The Dearborn, Michigan resident believes no topic should be untouchable onstage. “A comedian, if he’s good at what he does, he can talk about anything. All that matters is that it’s funny,” he said. “If you’re going to touch on touchy subjects like sex or religion, that just means you better be a lot funnier talking about that than you were talking about something that’s a little more innocuous…otherwise you’re going to come away as dirty or inappropriate.”

When it comes to generating material, Zahr reports having very few difficulties. “No matter who you are and no matter what sort of situation you are in, there’s probably at least 5 to 10 funny things that happen to you every day,” he observed. “And for Palestinians, it’s probably more like 50 or 100 funny things that happen, just because of the alternate universe, the weird things we see and have to go through.”
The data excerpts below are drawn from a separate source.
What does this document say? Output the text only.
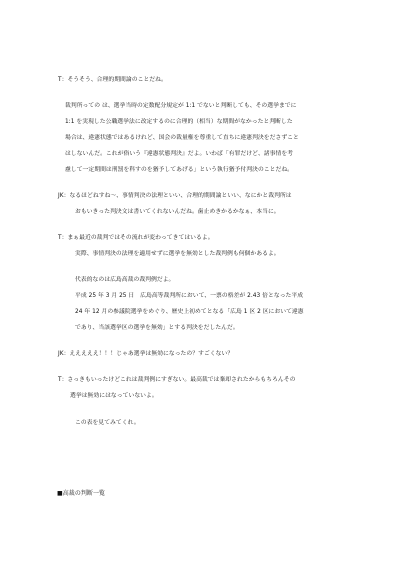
T：そうそう、合理的期間論のことだね。
裁判所っての は、選挙当時の定数配分規定が 1:1 でないと判断しても、その選挙までに
1:1 を実現した公職選挙法に改定するのに合理的（相当）な期間がなかったと判断した
場合は、違憲状態ではあるけれど、国会の裁量権を尊重して直ちに違憲判決をださずこと
はしないんだ。これが俗いう『違憲状態判決』だよ。いわば「有罪だけど、諸事情を考
慮して一定期間は刑罰を科すのを猶予してあげる」という執行猶予付判決のことだね。
JK：なるほどねすね〜、事情判決の法理といい、合理的期間論といい、なにかと裁判所は
おもいきった判決文は書いてくれないんだね。歯止めきかるかなぁ、本当に。
T：まぁ最近の裁判ではその流れが変わってきてはいるよ。
実際、事情判決の法理を適用せずに選挙を無効とした裁判例も何個かあるよ。
代表的なのは広島高裁の裁判例だよ。
平成 25 年 3 月 25 日　広島高等裁判所において、一票の格差が 2.43 倍となった平成
24 年 12 月の参議院選挙をめぐり、歴史上初めてとなる「広島 1 区 2 区において違憲
であり、当該選挙区の選挙を無効」とする判決をだしたんだ。
JK：えええええ！！！じゃあ選挙は無効になったの？すごくない？
T：さっきもいったけどこれは裁判例にすぎない。最高裁では棄却されたからもちろんその
選挙は無効にはなっていないよ。
この表を見てみてくれ。
■高裁の判断一覧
Zahr, who has performed across the U.S. and the Middle East (including Ramallah, Bethlehem, Haifa, Nazareth, Jerusalem and Tel Aviv), said he doesn’t change his act for non-American audiences.

The key to a successful performance, he explained, is selecting quality material—not editing jokes. “If I think there’s a certain joke that is too much for a certain crowd, I just won’t tell it,” he said. “I won’t try to change it too much and then tell it, because then it comes out in a way that it’s not supposed to come out and then it seems dishonest.”

Zahr’s favorite place to perform is Palestine—because, he explained, “they’re aware of the stereotypes that others have of them…so laughter to them is really precious.”

He returns to Palestine two or three times a year, but Israel has never granted him permission to enter Gaza. Zahr hopes to one day do a show for the residents of the besieged strip.

While making people laugh is Zahr’s full-time profession, he also dabbles in several ­serious fields. He runs a blog, <>, where he shares his views on domestic and international issues; authored a book, Being Palestinian Makes Me Smile (available from AET’s Middle East Books and More); produced a documentary, “We’re Not White”; and is an adjunct professor at the University of Detroit Mercy School of Law.

Zahr’s students likely enjoy a few laughs during lectures, but they also are being instructed by an eminently qualified professor who has earned three degrees from the University of Michigan: a BA in history, an MA in modern Middle East and North African Studies, and a JD.

Indeed, Zahr was on track to become a lawyer until he randomly began his life as a comedian 12 years ago.

Attending a stand-up act as a university student, Zahr volunteered to take the stage in order to fill time. He was a hit. “It was fun and everybody loved it,” he recalled, “so I just kind of caught the bug, I guess, and kept doing it more and more and more.” Five years later, he received his first paid gig.

Zahr is glad his plans for being a lawyer fell through (although his proud Arab mom still tells people he’s a lawyer).

Now instead of teetering on the line between the truth and the “whole truth,” he is able to delicately substitute laughter for tears. ❑

Dale Sprusansky is assistant editor of the Washington Report on Middle East Affairs.